Further, the Court advises Petitioner that a one-year statute of limitations of 28 U.S.C. § 2241(d)(1)(A)-(D), which provides that the limitation period shall run from the latest of:
(A) the date on which the judgment became final by the conclusion of direct review or the expiration of the time for seeking such review;
(B) the date on which the impediment to filing an application created by State action in violation of the Constitution or laws of the United States is removed, if the applicant was prevented from filing by such State action;
(C) the date on which the constitutional right asserted was initially recognized by the Supreme Court, if the right has been newly recognized by the Supreme Court and made retroactively applicable to cases on collateral review; or
(D) the date on which the factual predicate of the claim or claims presented could have been discovered through the exercise of due diligence.
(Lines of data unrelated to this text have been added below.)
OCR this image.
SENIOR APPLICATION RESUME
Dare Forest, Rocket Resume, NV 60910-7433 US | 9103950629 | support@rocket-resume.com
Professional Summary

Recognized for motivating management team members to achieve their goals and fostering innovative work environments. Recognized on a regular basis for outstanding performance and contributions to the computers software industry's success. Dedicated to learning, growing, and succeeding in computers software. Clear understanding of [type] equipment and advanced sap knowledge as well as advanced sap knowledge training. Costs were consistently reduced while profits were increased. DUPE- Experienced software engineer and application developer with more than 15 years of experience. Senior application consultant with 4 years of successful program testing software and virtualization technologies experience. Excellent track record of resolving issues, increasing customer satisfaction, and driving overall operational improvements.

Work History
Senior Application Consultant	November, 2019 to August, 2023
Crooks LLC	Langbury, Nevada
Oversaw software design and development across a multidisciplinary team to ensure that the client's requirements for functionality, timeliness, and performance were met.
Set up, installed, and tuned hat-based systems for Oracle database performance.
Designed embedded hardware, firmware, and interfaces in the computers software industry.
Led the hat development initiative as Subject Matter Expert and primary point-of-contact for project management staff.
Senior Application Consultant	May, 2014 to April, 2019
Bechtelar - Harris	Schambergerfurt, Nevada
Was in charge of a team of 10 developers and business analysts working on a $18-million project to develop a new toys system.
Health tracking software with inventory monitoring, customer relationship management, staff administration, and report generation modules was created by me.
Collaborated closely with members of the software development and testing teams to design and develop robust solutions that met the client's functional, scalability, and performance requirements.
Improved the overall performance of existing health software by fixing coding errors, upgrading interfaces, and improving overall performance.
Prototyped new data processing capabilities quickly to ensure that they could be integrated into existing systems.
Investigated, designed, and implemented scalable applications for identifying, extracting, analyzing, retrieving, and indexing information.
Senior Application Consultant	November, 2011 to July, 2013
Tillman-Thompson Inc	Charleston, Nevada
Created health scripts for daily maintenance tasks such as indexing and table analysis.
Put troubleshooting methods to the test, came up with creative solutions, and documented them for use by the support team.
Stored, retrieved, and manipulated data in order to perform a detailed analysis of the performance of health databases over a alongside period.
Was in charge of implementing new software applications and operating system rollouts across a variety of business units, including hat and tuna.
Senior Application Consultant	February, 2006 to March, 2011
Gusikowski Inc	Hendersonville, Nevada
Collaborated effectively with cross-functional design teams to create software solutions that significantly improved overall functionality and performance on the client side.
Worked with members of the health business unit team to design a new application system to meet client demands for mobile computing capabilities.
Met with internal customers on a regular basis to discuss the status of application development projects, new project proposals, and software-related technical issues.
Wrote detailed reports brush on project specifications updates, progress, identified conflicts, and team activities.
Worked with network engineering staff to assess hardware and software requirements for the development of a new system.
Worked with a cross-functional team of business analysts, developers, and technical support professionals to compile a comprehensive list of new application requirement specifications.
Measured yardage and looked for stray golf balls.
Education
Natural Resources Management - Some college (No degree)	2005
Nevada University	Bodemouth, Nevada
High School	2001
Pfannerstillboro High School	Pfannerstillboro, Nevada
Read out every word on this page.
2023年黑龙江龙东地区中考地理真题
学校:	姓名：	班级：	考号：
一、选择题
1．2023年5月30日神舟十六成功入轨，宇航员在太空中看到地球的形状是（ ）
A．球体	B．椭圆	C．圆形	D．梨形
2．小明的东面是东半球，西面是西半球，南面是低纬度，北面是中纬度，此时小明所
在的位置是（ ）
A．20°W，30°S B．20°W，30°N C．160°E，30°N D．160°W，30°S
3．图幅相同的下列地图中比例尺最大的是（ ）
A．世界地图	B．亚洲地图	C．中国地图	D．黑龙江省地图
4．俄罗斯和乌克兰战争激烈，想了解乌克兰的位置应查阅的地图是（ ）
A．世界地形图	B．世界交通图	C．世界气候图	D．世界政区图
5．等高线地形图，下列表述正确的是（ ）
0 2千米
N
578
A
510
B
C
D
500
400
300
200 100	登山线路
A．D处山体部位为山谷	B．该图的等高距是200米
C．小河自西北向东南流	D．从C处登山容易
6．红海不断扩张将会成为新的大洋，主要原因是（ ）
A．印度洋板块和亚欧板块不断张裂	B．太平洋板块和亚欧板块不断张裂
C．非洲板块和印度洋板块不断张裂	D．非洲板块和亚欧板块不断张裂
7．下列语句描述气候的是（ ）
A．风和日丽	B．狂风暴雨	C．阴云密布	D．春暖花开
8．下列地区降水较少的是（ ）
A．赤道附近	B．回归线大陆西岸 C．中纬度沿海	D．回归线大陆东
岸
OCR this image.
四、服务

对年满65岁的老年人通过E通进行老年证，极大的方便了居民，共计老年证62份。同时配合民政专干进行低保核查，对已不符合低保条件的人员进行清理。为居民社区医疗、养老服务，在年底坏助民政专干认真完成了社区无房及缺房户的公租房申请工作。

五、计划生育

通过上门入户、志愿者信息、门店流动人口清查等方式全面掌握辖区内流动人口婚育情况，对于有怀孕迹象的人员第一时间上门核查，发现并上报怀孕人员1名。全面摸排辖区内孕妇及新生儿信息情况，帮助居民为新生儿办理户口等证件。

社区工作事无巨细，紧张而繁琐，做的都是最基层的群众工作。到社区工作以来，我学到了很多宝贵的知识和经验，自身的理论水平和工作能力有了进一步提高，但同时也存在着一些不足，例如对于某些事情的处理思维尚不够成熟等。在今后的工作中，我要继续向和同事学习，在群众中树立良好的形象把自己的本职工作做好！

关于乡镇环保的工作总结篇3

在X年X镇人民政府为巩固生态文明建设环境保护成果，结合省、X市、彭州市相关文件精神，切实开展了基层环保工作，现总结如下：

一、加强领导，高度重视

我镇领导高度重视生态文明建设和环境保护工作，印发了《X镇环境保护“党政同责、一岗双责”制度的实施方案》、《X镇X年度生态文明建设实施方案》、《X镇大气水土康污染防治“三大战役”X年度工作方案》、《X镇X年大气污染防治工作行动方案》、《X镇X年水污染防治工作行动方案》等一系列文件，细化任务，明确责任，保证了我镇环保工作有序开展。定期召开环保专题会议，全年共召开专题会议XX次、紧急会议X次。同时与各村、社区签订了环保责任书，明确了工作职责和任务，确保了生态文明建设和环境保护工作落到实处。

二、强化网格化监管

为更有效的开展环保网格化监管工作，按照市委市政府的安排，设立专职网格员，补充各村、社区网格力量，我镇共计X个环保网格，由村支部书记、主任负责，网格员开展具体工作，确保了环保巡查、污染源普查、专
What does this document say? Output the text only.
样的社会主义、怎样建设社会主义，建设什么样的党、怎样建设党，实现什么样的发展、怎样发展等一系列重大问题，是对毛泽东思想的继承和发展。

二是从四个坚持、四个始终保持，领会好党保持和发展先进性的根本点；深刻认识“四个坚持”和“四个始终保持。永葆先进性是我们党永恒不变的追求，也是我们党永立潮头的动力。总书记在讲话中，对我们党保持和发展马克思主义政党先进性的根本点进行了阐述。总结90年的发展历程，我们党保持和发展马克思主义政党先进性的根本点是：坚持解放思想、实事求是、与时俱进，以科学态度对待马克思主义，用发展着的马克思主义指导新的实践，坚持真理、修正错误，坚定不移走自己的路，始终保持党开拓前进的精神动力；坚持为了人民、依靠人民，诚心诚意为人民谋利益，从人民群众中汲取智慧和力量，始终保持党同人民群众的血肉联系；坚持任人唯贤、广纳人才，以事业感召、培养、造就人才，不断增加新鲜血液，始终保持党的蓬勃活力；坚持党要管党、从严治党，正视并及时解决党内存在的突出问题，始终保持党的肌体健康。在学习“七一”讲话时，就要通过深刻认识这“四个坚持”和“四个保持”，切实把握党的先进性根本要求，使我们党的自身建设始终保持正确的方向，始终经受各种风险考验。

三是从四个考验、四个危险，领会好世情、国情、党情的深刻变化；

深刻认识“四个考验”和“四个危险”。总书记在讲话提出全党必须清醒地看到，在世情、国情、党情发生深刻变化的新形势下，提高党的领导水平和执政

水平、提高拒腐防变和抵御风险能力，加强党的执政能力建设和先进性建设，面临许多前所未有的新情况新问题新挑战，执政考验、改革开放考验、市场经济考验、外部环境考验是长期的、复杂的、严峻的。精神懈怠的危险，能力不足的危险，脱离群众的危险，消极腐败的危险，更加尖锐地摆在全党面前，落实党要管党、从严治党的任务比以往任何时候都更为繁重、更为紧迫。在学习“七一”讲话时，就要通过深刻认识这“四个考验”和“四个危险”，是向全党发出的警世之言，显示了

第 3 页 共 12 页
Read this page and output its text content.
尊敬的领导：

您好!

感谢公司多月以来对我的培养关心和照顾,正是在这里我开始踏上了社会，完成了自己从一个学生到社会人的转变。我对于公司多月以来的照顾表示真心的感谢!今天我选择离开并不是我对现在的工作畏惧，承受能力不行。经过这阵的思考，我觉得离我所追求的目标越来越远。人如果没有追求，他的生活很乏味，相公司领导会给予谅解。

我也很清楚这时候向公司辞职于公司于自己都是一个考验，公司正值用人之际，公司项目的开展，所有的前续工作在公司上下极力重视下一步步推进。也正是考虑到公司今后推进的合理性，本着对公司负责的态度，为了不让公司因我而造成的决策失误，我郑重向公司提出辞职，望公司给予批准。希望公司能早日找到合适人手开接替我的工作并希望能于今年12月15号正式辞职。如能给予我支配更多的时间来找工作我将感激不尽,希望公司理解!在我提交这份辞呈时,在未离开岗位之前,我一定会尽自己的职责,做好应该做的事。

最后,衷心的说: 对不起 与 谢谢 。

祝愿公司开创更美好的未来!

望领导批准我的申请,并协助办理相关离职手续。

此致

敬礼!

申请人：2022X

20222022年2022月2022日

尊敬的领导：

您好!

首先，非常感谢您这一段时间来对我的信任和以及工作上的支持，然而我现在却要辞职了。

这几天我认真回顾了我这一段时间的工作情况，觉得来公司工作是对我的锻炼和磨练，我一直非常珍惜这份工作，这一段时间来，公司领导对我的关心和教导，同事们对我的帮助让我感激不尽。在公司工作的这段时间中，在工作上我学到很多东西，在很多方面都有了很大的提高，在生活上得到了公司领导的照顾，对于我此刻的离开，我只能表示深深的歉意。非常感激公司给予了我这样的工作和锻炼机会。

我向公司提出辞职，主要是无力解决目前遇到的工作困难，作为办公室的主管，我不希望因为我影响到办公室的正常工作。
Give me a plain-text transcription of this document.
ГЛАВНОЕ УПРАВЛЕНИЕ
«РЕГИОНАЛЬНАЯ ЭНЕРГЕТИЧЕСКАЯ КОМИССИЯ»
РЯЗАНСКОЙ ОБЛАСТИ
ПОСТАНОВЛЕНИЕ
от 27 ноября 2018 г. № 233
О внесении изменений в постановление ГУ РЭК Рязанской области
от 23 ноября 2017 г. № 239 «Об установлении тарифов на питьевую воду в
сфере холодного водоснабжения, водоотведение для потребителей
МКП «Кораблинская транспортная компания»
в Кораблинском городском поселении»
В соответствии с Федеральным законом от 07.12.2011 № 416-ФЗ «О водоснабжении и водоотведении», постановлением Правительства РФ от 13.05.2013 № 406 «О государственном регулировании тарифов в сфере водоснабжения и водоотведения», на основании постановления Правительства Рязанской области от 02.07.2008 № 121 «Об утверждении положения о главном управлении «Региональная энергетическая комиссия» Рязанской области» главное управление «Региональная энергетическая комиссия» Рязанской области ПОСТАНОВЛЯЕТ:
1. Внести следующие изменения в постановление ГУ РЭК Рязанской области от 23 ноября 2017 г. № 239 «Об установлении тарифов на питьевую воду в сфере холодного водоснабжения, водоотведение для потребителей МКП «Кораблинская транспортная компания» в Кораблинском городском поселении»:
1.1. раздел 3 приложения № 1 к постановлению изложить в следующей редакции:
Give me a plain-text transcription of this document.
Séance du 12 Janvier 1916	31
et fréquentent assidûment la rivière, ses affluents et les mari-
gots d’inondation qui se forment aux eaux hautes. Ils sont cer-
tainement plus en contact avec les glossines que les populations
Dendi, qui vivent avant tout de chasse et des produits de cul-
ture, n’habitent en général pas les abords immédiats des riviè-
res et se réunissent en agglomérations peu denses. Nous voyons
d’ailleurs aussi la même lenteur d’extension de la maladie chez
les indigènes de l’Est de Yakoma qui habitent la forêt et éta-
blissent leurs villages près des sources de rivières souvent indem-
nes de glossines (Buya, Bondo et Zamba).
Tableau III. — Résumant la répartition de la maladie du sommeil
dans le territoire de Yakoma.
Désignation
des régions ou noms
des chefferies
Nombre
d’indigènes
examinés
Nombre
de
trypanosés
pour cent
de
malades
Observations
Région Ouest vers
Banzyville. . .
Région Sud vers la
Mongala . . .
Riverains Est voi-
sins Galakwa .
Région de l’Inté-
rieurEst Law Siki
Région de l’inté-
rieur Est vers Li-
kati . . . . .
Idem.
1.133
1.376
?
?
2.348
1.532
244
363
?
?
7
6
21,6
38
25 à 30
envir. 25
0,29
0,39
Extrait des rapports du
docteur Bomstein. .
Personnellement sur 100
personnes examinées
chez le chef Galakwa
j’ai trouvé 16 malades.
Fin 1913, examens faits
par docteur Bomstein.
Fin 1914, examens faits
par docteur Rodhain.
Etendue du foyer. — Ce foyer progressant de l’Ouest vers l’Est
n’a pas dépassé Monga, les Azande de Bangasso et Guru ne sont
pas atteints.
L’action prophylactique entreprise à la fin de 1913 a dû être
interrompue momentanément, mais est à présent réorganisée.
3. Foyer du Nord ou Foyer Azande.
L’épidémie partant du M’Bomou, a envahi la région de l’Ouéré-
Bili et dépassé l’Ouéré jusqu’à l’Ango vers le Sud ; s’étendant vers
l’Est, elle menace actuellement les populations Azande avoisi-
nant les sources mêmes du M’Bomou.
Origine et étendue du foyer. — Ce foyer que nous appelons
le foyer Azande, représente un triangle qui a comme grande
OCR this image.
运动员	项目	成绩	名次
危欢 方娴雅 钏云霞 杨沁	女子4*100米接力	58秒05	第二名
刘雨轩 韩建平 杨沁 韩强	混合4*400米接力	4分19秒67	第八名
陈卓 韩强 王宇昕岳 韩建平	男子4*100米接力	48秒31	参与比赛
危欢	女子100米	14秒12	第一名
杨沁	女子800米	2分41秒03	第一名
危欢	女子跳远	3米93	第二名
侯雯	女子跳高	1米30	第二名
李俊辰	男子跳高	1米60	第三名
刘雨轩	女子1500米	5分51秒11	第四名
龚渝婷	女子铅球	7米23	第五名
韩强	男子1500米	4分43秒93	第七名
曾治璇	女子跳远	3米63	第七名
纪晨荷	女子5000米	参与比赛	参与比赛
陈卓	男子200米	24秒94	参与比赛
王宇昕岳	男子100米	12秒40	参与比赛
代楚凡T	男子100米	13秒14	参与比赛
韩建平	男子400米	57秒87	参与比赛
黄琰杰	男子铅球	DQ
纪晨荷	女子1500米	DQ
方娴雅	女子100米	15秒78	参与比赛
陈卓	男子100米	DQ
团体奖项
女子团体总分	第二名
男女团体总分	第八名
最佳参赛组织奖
28 U.S.C.A. § 2244(d)(1)(A)-(D) (2008).
The statute of limitations does not run while a properly filed state habeas corpus petition is pending. 28 U.S.C. § 2244(d)(2); see Nino v. Galaza, 183 F.3d 1003, 1006 (9th Cir. 1999). But see Artuz v. Bennett, 531 U.S. 4, 8 (2000) (holding that "an application is 'properly filed' when its delivery and acceptance [by the appropriate court officer for placement into the record] are in compliance with the applicable laws and rules governing filings."). However, absent some other basis for tolling, the statute of limitations does run while a federal habeas petition is pending. Duncan v. Walker, 533 U.S. 167, 181-82 (2001).
For the foregoing reasons, Petitioner's request to stay and abey this matter is DENIED without prejudice.